Inside Vaughn Williams’ Decision to Return to Boston College

By Vaughn Williams

It’s a new day for me at Boston College, a school I’ve held near and dear to my heart since I stepped foot on campus in the Spring of 1998 as an athletics administrator, overseeing event operations and facilities.


On football game days, which was a big part of the job, I was one of the first people on campus at 3 a.m. Around one of those Saturdays was where I met my future wife, Eileen. She was a graduate assistant for the academic advising office for student-athletes.


Boston College. Football. Saturdays.


Our relationship developed through the intersection of those pieces of my life.


After we originally planned our wedding around Thanksgiving 2002, the Eagles then scheduled one of its first holiday football games in nearly a decade. We weren’t not going to move the wedding and so we did (to what would be the day of the BCS Championship game between Ohio State and Miami (Fla.) on January 3).


Her parents thought I was downright crazy, but she understood and I loved her for that and so much more.


That same love I had and continue to have for Eileen, I have for Boston College as well. It’s what has led me back to campus to serve as the Senior Associate Athletic Director of Administration.


For every opportunity I’ve had in college athletics, there was some bigger challenge, a bigger purpose, perhaps a bigger mission, that needed to be accomplished. After talking with Martin Jarmond, who has been a friend for 10 years, I got to really understand his heart and what he believes we can accomplish together – a grand and complex mission that will push our limits and test both of our resolve as leaders of young men and women.


You want to work with people who want to make a difference in lives within an athletic department in many, many ways. He’s going to do that. I’m about that. The opportunity to work together, to learn and grow together, is something I could not pass up.


With Martin at Boston College, they’re looking to get things done, to bring a new passion, new energy and new purpose to the athletic department and our 750 student-athletes.


Everything I’ve known about the Eagles has been centered around the holistic development of a student-athlete in order to be a servant. Everything is done through possessing a servant mentality and making servant leaders. That’s in the fabric of Boston College. It’s more than just being a student-athlete. And it is at the core of who I am as a person and a leader.


There’s purpose-driven potential here and a call to excellence in everything at BC. To be the better classmate, to be the better roommate, to be the better citizen, to be the better teammate — to lift up everything.


When you have your values set on that, sometimes others may put you down and say you can’t achieve excellence in all things. Don’t listen to them. The reality is that you can and you will if you work hard and follow your heart. It’s been done at Boston College, and it will be done again, across not only football and basketball but throughout all of our 31 sports.


After nearly six years as the Director of Athletics at Kennesaw State, I’ve learned a lot about my leadership ability, servantship, community and football in particular after starting a program from scratch. I couldn’t return to Boston College without a Kennesaw State experience.
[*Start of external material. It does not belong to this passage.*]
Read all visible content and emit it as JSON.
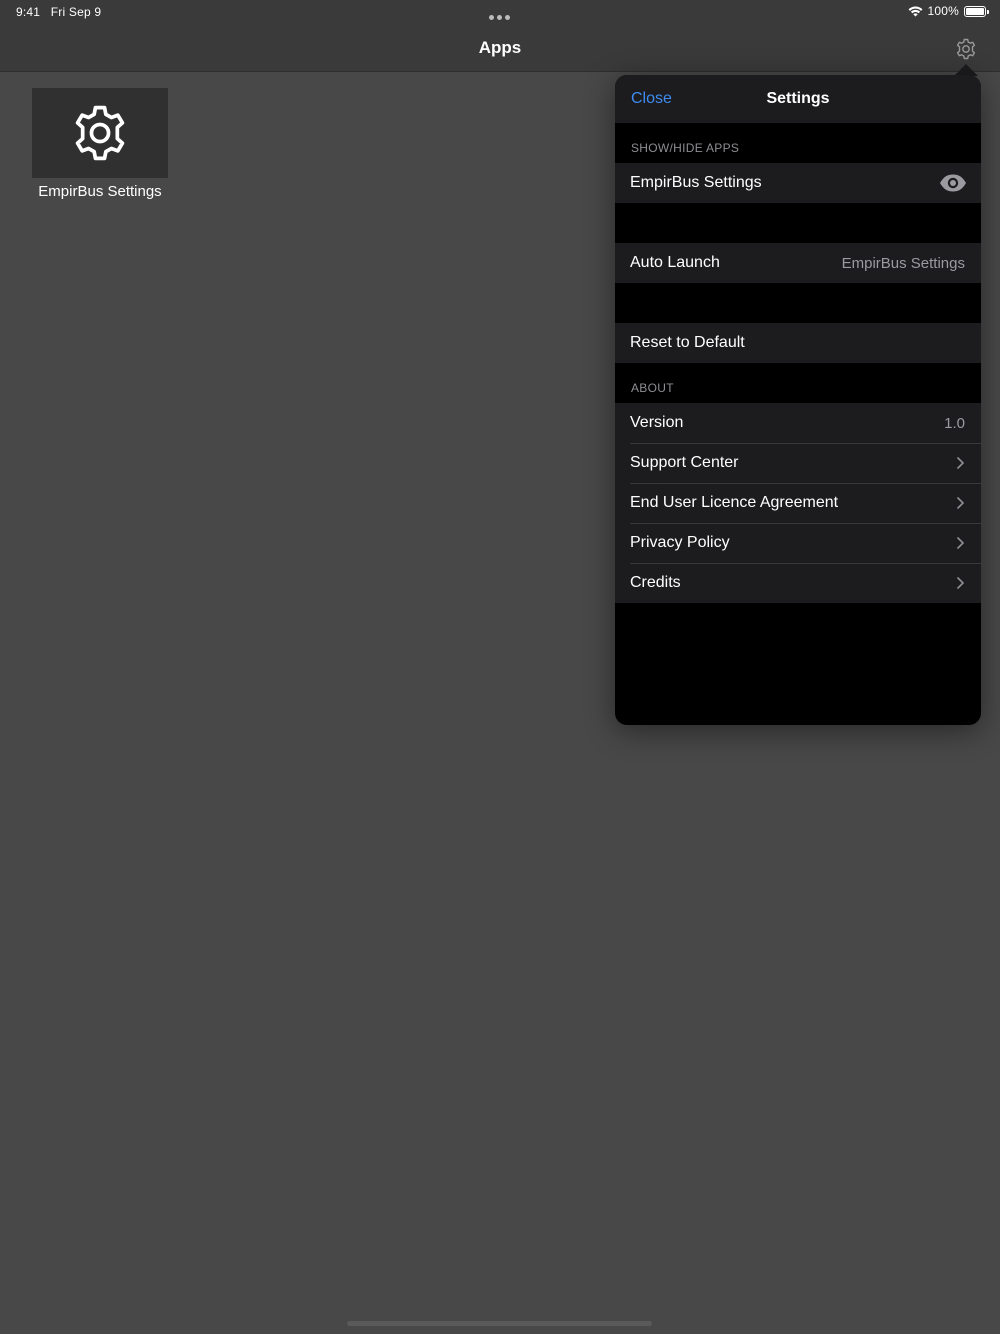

We energized a community and the greater Atlanta metro area around this idea of football. All over the state, we established relationships at the grassroots level and got people excited about new things to come, school traditions and being prideful about wearing the Black and Gold. We were the soul of the institution, so to speak.


I think I’ve figured out a little more about hiring the right coaches, some of those things that are important to finding the next one and being honest with yourself about where you are as a program and ultimately, where you need to go. We spent 14 months looking for a football coach to lead our team. Hiring staff is one of the most important things we’ll do at Boston College.


But at Kennesaw, we didn’t have all of the resources of a Power Five institution and yet, we did everything we could with what we had available. Those challenges I dealt with and overcame, I think, will make me a better leader for Martin and for our student-athletes.


Sure, over the years, I’ve made some mistakes, but I wouldn’t change for a second the passion I’ve brought to the table. I think I’ve won more great decisions than not so great ones. And with those, we learned from them. I’m here to assist in the decision-making. I’ve sat in “The Chair” before, and I think that’s part of my value as I return to the Eagles.


With anything that’s going to happen great, there is risk. And to be in The Chair, that’s always a risk. I think our personalities will work together. I can get Martin up to speed a little quicker as I’m more familiar with the Boston College way.


In the end, this is about being the best we can be. There will be no ego, no selfishness. This is about winning the game, in the classroom, around the community and on the field.


I believe Boston College has so much more in its history and what it stands for and for what that Jesuit education means.


Energy. Passion. Purpose.


I saw it first-hand with Jerry York. With Tom O’Brien. With Cathy Inglese. With Al Skinner and so many other leaders. Now, I’m ready to see it again.